Голядкин, тот не только имел иллюзию, он даже пал жертвой ее непомерной смелости, вообразив, что он точно имеет неоспоримое право называться Яковом Петровичем Голядкиным. Но не все ли равно Прохарчину, как его зовут, когда он твердо знает, что как бы там его ни звали, «а оно, брат, стоит, а потом и не стоит. А я, брат, и с сумочкой».
Но чем менее может себе вообразить Прохарчин и воображеньем прикрасить действительность или рассеять ее страхи, тем более, конечно, должна угнетать его эта ни с кем не делимая ноша однообразно-томительных и бестолковых впечатлений. Поэзия посетила, положим, и его, но она пришла в такой страшной одежде и в сопровождении столь одуряющеяркой вереницы призраков, которые к тому же не надо было даже проверять, так они были несомненны и, главное, близки душе Прохарчина, что оказалась для господина Прохарчина немногим более утешительной, чем жизнь.
Пришел старый лысенький человечек. И ему нельзя было не верить, когда он, пересчитав свое возмездие и похлопывая по рублевикам, говорил Прохарчину так: «Денежки‐с, их не будет и каши не будет, а у меня семеро»; и не только говорил, но будто даже и упрекал господина Прохарчина в этих семерых, а хуже всего при этом было, что Прохарчину и точно страшно и совестно стало, что вот у этого человечка, совершенно ему чужого, такая большая семья и что семью эту надо кормить хотя бы кашей; канцелярия никогда не говорила господину Прохарчину ничего подобного, и теперь он чадно, но больно чувствовал, что два горя вместо одного – плохое утешение, а все же где только два человека, там непременно будет и два горя. Переносила поэзия Прохарчина и на какой‐то забор, И это было тоже новое, т. е., собственно, – то свое, нутряное, но только зачем‐то ставшее странно праздничным, совсем чужим и словно бы даже выдуманным. Смотрит будто Прохарчин то на пожар, то как качают, – а сзади его бьют, зачем, мол, ты ничего не умеешь и не можешь, а только смотришь.
Потом привиделась ему еще фигура того старика с геморроидальным лицом в ватном халатишке, отлучившегося было еще до пожара в лавочку за сухарями и табаком своему жильцу и пробирающегося теперь с молочником и четверкой в руках сквозь толпу до дома, где горели у него жена, дочка и тридцать с полтиною денег в углу под периною.
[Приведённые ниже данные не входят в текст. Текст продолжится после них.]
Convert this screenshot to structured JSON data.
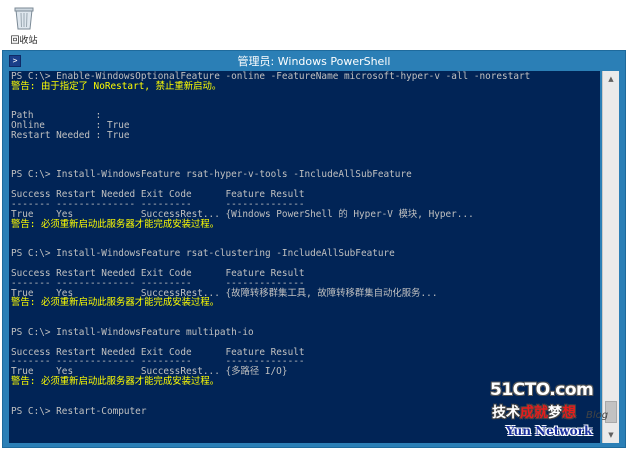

И был это и он, Прохарчин, и не он. Но больше всего преследовал Прохарчина один кошмар – куда, казалось, вместились и самая суть жизни, и весь ее страх: «Это была бедная грешная баба – в лаптишках, с костылем, с плетеной котомкой за плечами и в рубище. Она кричала громче пожарных и народа, размахивая костылем и руками, о том, что выгнали ее откуда‐то дети родные и что пропали при сем случае тоже два пятака. Дети и пятаки, пятаки и дети вертелись на ее языке в непонятной глубокой бессмыслице, от которой все отступились после тщетных усилий понять».